Она сидела и рыдала. Слезы текли в том числе на документы, лежавшие на столе, но Наде, кажется, было плевать. Она вытирала лицо то насквозь мокрым платком, то прямо пальцами. Макияж давно поплыл и вообще уплыл с Надиного лица. В такой печали я её не видела никогда.
— Что случилось? Кто-то умер? – испуганно спросила я, подумав о Жене.
Она помотала головой и выдавила:
— Что? – громко воскликнула я.
Надя подняла голову и зло зыркнула на меня:
— Зайди и закрой дверь.
— Я не могу! У меня там телефон, ты чего?
— А я не могу идти в таком состоянии к тебе на ресепшен.
— Давай поговорим в обед!
— Нет! – в голосе Нади звучало отчаяние. – Нет! Мне надо поговорить! У меня жизнь кончена, а ты о телефоне беспокоишься?
Странно… я всегда думала, что новость о беременности — радостная новость.
Я сбегала к Жадову и сказала ему, что Кузумян пока не нашелся. Шеф затосковал, глядя в окно. От него я побежала снова в офис руководителей объектов, и взмолилась:
— Ребята, посидите за меня на телефоне полчасика! Умоляю. Вопрос жизни и смерти!
— А на свидание пойдешь со мной? – тут же нашёлся хитрый Елизаров.
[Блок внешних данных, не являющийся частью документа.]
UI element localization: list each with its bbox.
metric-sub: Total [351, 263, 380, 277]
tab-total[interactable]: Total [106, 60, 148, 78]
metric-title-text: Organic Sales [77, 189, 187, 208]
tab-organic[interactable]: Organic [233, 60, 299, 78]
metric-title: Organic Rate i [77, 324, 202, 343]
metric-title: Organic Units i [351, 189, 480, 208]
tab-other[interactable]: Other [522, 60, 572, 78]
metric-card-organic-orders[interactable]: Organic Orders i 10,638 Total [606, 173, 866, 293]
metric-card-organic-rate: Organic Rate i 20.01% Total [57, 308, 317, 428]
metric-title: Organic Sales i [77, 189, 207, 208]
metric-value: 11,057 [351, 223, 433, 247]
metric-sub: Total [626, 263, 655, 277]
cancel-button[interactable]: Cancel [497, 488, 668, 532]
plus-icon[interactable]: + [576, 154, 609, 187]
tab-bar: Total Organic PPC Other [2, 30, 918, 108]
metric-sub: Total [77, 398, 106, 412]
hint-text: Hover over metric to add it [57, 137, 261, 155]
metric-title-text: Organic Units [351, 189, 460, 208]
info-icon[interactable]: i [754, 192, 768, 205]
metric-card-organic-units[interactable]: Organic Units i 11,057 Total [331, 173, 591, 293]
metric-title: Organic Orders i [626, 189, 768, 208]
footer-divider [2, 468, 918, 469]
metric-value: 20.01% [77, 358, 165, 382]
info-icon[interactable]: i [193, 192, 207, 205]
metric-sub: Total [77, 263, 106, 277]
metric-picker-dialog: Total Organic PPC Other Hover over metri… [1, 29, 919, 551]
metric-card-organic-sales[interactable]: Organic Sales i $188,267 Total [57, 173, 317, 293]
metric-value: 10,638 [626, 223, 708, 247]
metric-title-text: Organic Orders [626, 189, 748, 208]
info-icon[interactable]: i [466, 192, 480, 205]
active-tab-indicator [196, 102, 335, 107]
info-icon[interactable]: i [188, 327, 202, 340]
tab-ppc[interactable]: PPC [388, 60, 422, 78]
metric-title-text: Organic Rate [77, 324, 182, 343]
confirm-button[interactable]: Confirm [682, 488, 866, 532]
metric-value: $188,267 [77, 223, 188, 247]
Он был женат, но ему это не мешало все два года совместной работы пытаться вытащить меня на свидание.
— Ха-ха, очень смешно. – ответила я. – Посидишь, или нет?
Посидеть на телефоне он согласился, но я знала, что тема со свиданием в ближайшие дни снова будет выдвигаться на повестку дня, будь она неладна.
Я вернулась в бухгалтерию, и Надя поведала мне свою печаль. Плакать она не переставала.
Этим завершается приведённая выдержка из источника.